Postdoctoral Researcher - Data Science and Machine Learning
The Residential Buildings Research Group is seeking a Postdoctoral Researcher with experience in machine learning applications to data science and controls for the built environment. The ideal candidate will leverage their scientific mindset and a creative “get it done” mentality to address important data-driven problems related to residential buildings, internet-of-things (IoT), building-grid integration, analysis of large and diverse datasets, and dynamic interactions of complex systems.
Job duties and responsibilities may include:
- Contribute to the development of methods and processes for assessing minimally-sufficient data/sensors for operating and control objectives in buildings
- Develop approaches for IoT enhancement of efficient buildings, especially system identification, statistical analysis and deep-learning methods
- Develop and apply time series data analysis methods to sub-hourly building energy meter and sensor data
- Design and validate aggregated benefits of distributed hierarchical control
- Further develop & collaborate to demonstrate probabilistic optimization of buildings and aggregation of statistically-defined grid services
- Mine large datasets to derive new learnings at the boundaries of building science, such as patterns of devices’ usage by occupants, methods for sizing home batteries, building stock trends, and other emerging issues.
- Developing novel optimization methods for complex, nonlinear and dynamic systems
- Writing papers for peer-reviewed science journals.
- Strong background in mathematics, statistics, machine learning, optimization or related fields is required.
- Demonstrated excellence in programming languages such as Python, R, SQL, Matlab or similar is required.
- Extensive experience with core Python libraries such as NumPy, SciPy, Pandas, Matplotlib and Scikit-Learn is required
- Experience with time series analysis methods (e.g., regression, classification, forecasting) is a plus.
- Working knowledge of data visualization tools and version control software is a major plus.
- Experience in big data and/or deep learning is a major plus (such as TensorFlow, Movidius, CNTK, etc.)
- Effective communication skills are required
- Proven track record of high-quality publications in peer-reviewed journals and conferences is required.
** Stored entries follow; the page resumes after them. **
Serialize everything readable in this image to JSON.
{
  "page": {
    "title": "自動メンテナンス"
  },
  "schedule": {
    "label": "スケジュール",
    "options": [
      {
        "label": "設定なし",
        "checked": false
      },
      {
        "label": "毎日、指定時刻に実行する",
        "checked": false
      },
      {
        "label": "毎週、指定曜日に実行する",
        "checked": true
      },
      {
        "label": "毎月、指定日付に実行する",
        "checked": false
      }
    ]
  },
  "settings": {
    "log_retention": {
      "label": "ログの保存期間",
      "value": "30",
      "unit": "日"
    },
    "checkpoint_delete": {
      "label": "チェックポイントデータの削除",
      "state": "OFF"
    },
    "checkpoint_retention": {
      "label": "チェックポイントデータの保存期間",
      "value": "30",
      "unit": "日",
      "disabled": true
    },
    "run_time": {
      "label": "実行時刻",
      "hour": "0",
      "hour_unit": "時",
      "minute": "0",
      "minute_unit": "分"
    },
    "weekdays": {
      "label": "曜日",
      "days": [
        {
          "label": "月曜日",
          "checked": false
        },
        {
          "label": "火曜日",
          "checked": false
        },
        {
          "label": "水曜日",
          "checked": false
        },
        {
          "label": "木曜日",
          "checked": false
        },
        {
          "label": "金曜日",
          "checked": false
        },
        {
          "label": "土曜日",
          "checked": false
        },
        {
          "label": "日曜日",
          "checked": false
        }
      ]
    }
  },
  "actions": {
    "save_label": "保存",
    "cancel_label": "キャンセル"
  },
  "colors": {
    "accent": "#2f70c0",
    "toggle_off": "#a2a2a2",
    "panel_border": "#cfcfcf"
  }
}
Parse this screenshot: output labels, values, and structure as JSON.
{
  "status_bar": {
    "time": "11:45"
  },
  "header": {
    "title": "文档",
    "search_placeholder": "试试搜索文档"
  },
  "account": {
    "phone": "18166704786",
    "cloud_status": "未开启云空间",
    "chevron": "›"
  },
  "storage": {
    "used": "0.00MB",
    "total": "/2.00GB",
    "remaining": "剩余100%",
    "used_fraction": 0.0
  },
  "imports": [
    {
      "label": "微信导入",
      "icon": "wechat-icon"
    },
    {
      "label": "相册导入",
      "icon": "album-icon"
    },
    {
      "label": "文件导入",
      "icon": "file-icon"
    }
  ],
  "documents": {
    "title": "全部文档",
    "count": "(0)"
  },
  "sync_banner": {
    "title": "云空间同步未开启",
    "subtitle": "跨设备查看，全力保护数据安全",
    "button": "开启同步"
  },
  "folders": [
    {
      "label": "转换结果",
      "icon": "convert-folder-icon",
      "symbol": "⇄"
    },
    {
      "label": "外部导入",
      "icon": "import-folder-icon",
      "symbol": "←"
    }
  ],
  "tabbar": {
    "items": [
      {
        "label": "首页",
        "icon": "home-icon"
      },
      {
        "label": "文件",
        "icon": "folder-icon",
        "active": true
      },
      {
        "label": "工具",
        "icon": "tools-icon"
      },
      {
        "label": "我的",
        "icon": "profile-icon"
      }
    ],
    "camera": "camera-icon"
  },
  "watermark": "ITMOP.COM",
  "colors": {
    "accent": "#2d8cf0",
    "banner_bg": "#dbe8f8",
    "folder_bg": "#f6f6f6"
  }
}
- Domain exposure to buildings or smart cities is a major plus.
- Domain exposure to utility power systems (the grid), electric vehicles, solar energy, battery storage, IoT or other NREL technologies is a plus
- Experience developing and using distributed cloud computing, especially secure multi-party computation, is a plus.
- Experience monitoring, mining, synthesizing from and analyzing multiple sources of digital and/or event-based data, such as network traffic and IoT data, is a plus.
Required Education, Experience, and Skills
Must be a recent PhD graduate within the last three years.